Kantor Kemiskinan Sragen melayani 18 jenis pelayanan yang berhubungan dengan kemiskinan semisal kesehatan dan pendidikan.
Dalam pelaksanaannya, Kantor Kemiskinan Sragen meluncurkan dua kartu yakni Saraswati (Sarase wargo Sukowati) dan Sintawati (Siswa Pintar Sukowati). Nama Sukowati dipakai karena kabupaten itu menyebut dirinya Bumi Sukowati, nama seorang pangeran semasa Kerajaan Mataram yang memimpin perang melawan Belanda di wilayah itu.
“Database di Kantor Kemiskinan itu by name dan by addres secara lengkap dan terus di-update. Menyiapkan database ini termasuk pekerjaan yang paling sulit dan memakan waktu.”
Data lengkap di Kantor Kemiskinan itu bisa digunakan secara online oleh 300 user yang terdiri dari badan, dinas, kantor, bagian, 20 kecamatan, 20 UPTPK kecamatan, 25 puskemas, 280 desa dan kelurahan.
BELUM DIAKUI
Kantor Kemiskinan yang digagas Agus sebagai Bupati Sragen sebenarnya memunculkan ironi di dalam negeri. Mendapatkan anugerah dari lembaga sekaliber PBB namun masih dianggap ‘anak haram’ di negeri sendiri.
Ironi itu juga semakin terasa ketika Menteri Pemberdayaan Aparatur Negara dan Reformasi Birokrasi, Yuddy Chrisnandi, yang berkunjung ke Sragen pada 11 Juni menyebut Kantor Kemiskinan Sragen akan menjadi proyek percontohan untuk skala nasional.
“Saya akui inovasi berbasis kerakyatan yang dilakukan Pemkab Sragen benar-benar melampaui bayangan banyak orang mengenai bagaimana mengatasi kemiskinan dengan pendekatan yang tidak represif, melainkan kekeluargaan,” ujar Yuddy seperti dimuat di situs resmi Kantor Menpan dan RB.

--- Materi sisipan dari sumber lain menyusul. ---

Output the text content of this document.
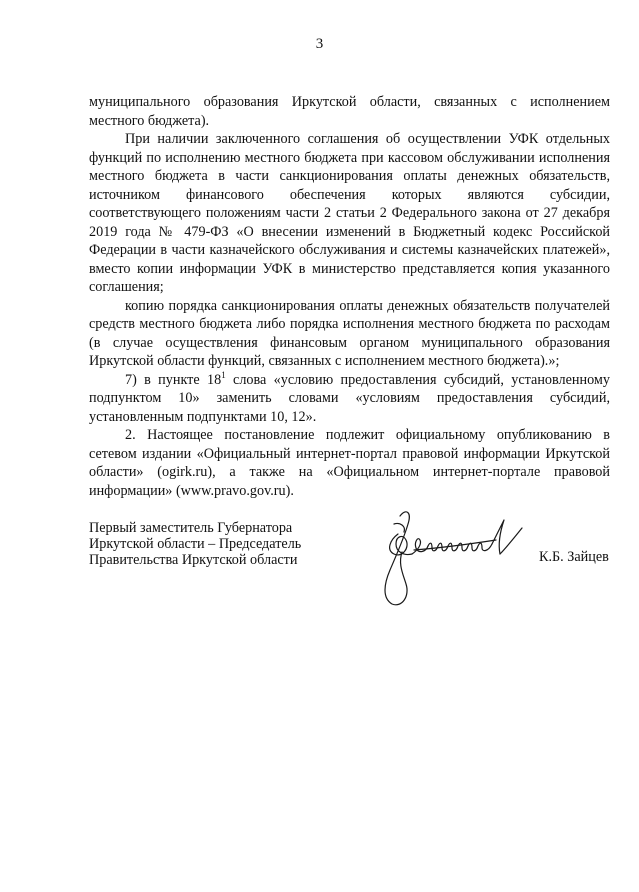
3

муниципального образования Иркутской области, связанных с исполнением местного бюджета).

При наличии заключенного соглашения об осуществлении УФК отдельных функций по исполнению местного бюджета при кассовом обслуживании исполнения местного бюджета в части санкционирования оплаты денежных обязательств, источником финансового обеспечения которых являются субсидии, соответствующего положениям части 2 статьи 2 Федерального закона от 27 декабря 2019 года № 479-ФЗ «О внесении изменений в Бюджетный кодекс Российской Федерации в части казначейского обслуживания и системы казначейских платежей», вместо копии информации УФК в министерство представляется копия указанного соглашения;

копию порядка санкционирования оплаты денежных обязательств получателей средств местного бюджета либо порядка исполнения местного бюджета по расходам (в случае осуществления финансовым органом муниципального образования Иркутской области функций, связанных с исполнением местного бюджета).»;

7) в пункте $18^1$ слова «условию предоставления субсидий, установленному подпунктом 10» заменить словами «условиям предоставления субсидий, установленным подпунктами 10, 12».

2. Настоящее постановление подлежит официальному опубликованию в сетевом издании «Официальный интернет-портал правовой информации Иркутской области» (ogirk.ru), а также на «Официальном интернет-портале правовой информации» (www.pravo.gov.ru).

Первый заместитель Губернатора
Иркутской области – Председатель
Правительства Иркутской области	К.Б. Зайцев
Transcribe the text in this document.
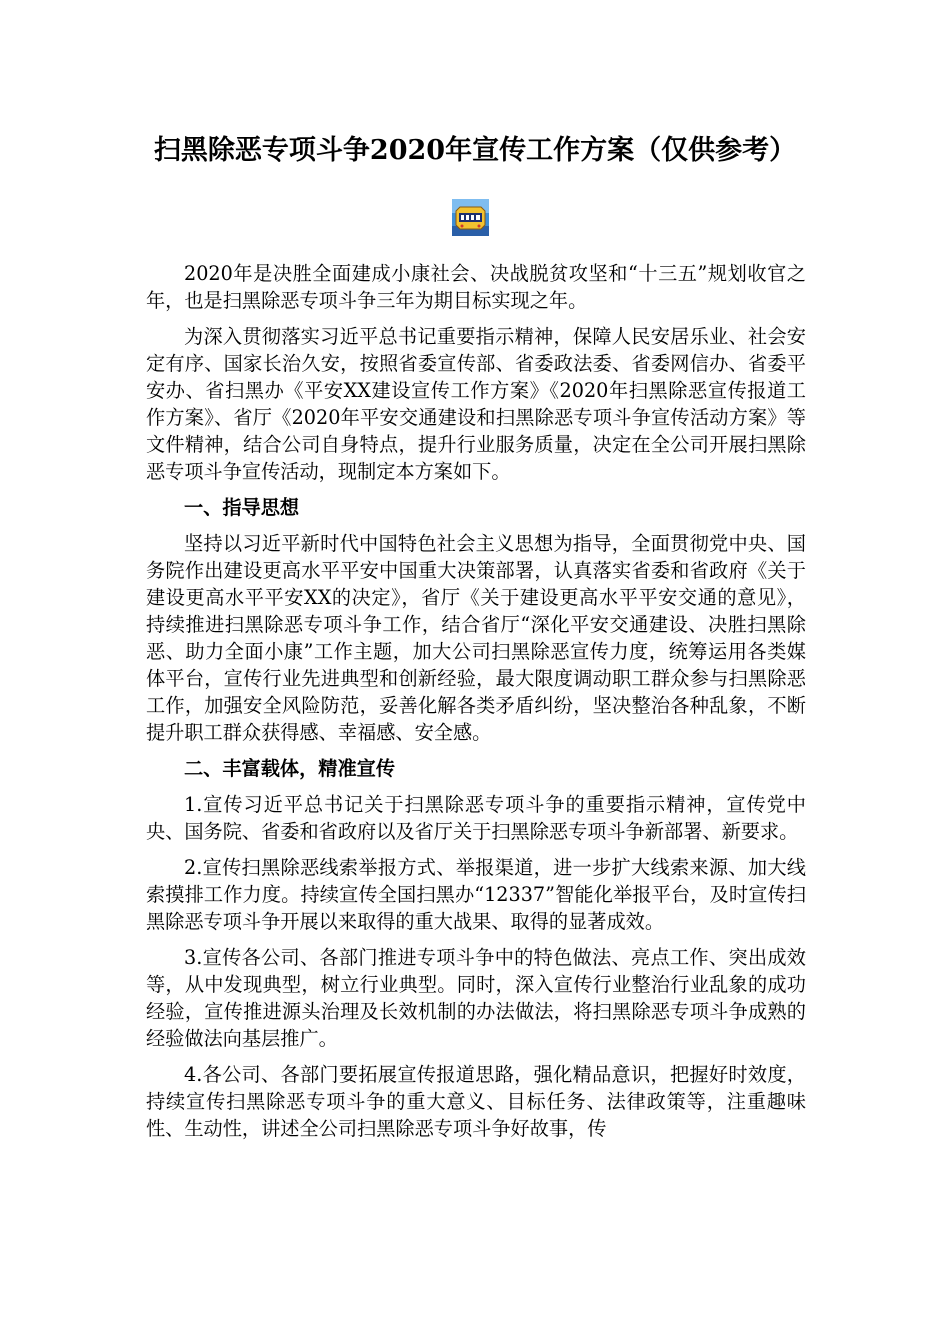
扫黑除恶专项斗争2020年宣传工作方案（仅供参考）

2020年是决胜全面建成小康社会、决战脱贫攻坚和“十三五”规划收官之年，也是扫黑除恶专项斗争三年为期目标实现之年。

为深入贯彻落实习近平总书记重要指示精神，保障人民安居乐业、社会安定有序、国家长治久安，按照省委宣传部、省委政法委、省委网信办、省委平安办、省扫黑办《平安XX建设宣传工作方案》《2020年扫黑除恶宣传报道工作方案》、省厅《2020年平安交通建设和扫黑除恶专项斗争宣传活动方案》等文件精神，结合公司自身特点，提升行业服务质量，决定在全公司开展扫黑除恶专项斗争宣传活动，现制定本方案如下。

一、指导思想

坚持以习近平新时代中国特色社会主义思想为指导，全面贯彻党中央、国务院作出建设更高水平平安中国重大决策部署，认真落实省委和省政府《关于建设更高水平平安XX的决定》，省厅《关于建设更高水平平安交通的意见》，持续推进扫黑除恶专项斗争工作，结合省厅“深化平安交通建设、决胜扫黑除恶、助力全面小康”工作主题，加大公司扫黑除恶宣传力度，统筹运用各类媒体平台，宣传行业先进典型和创新经验，最大限度调动职工群众参与扫黑除恶工作，加强安全风险防范，妥善化解各类矛盾纠纷，坚决整治各种乱象，不断提升职工群众获得感、幸福感、安全感。

二、丰富载体，精准宣传

1.宣传习近平总书记关于扫黑除恶专项斗争的重要指示精神，宣传党中央、国务院、省委和省政府以及省厅关于扫黑除恶专项斗争新部署、新要求。

2.宣传扫黑除恶线索举报方式、举报渠道，进一步扩大线索来源、加大线索摸排工作力度。持续宣传全国扫黑办“12337”智能化举报平台，及时宣传扫黑除恶专项斗争开展以来取得的重大战果、取得的显著成效。

3.宣传各公司、各部门推进专项斗争中的特色做法、亮点工作、突出成效等，从中发现典型，树立行业典型。同时，深入宣传行业整治行业乱象的成功经验，宣传推进源头治理及长效机制的办法做法，将扫黑除恶专项斗争成熟的经验做法向基层推广。

4.各公司、各部门要拓展宣传报道思路，强化精品意识，把握好时效度，持续宣传扫黑除恶专项斗争的重大意义、目标任务、法律政策等，注重趣味性、生动性，讲述全公司扫黑除恶专项斗争好故事，传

UPTPK bukan merupakan satuan kerja perangkat daerah (SKPD) yang dibentuk berdasarkan Peraturan Daerah karena merupakan produk bersama antara Bupati dan DPRD.

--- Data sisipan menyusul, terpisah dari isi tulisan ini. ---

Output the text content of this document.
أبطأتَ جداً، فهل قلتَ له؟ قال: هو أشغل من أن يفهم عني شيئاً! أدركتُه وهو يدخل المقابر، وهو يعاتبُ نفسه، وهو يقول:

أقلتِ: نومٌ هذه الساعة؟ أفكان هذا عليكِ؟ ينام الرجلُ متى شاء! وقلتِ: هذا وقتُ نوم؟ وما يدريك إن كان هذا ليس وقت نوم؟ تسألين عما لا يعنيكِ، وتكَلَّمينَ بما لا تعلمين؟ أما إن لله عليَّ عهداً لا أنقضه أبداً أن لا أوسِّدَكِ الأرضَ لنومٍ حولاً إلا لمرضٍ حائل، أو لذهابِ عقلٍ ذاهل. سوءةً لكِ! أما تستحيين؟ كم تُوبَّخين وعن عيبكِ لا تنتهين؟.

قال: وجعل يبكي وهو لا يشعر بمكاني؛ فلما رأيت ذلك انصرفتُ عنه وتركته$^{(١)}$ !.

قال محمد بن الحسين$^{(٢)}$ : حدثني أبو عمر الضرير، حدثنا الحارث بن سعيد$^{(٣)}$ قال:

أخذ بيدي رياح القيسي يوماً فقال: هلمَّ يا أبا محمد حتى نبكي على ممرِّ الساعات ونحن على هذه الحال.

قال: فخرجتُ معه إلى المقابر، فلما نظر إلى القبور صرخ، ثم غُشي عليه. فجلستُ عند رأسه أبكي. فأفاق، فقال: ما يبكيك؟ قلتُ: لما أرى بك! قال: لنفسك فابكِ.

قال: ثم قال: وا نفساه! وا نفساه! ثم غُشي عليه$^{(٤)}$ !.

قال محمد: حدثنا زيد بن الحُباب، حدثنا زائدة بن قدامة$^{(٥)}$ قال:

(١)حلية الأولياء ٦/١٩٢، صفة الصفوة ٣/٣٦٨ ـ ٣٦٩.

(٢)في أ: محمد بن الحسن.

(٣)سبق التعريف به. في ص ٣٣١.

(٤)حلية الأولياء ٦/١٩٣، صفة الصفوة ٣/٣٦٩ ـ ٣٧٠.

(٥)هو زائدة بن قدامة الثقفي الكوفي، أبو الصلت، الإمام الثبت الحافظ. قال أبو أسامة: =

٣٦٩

“Kantor Kemiskinan masih belum diakui oleh pemerintah pusat karena aturan legal formalnya belum ada. Makanya sekarang level Kantor Kemiskinan itu baru berbentuk unit pelayanan yang anggarannya dicarikan dari badan-badan yang sudah ada.”
Dengan status sebagai unit itu, anggaran dan sumber daya manusia di Kantor Kemiskinan Sragen masih mengandalkan ‘pembagian jatah’ dari SKPD yang ada. Dengan kenyataan itu, Kantor Kemiskinan pastinya tidak akan bebas dan lincah bergerak. Bahkan, menurut Agus, pernah ada surat dari satu kementerian yang meminta dirinya membubarkan keberadaan lembaga tersebut.
Keberadaan sebuah Kantor Kemiskinan seperti yang digagas Kabupaten Sragen jelas bukan berarti pengentasan kemiskinan pasti berhasil karena masih ada persoalan implementasi di lapangan. Namun yang jelas, adanya lembaga seperti itu yang dibentuk dengan saksama, terutama penyusunan database orang miskin, bisa menjadi ukuran seberapa serius perhatian memikirkan soal kemiskinan.
Jangan sampai, seperti kata Pramoedya, pemerintah pusat termasuk dalam frasa “di mata orang kota kemiskinan itu kesalahan.”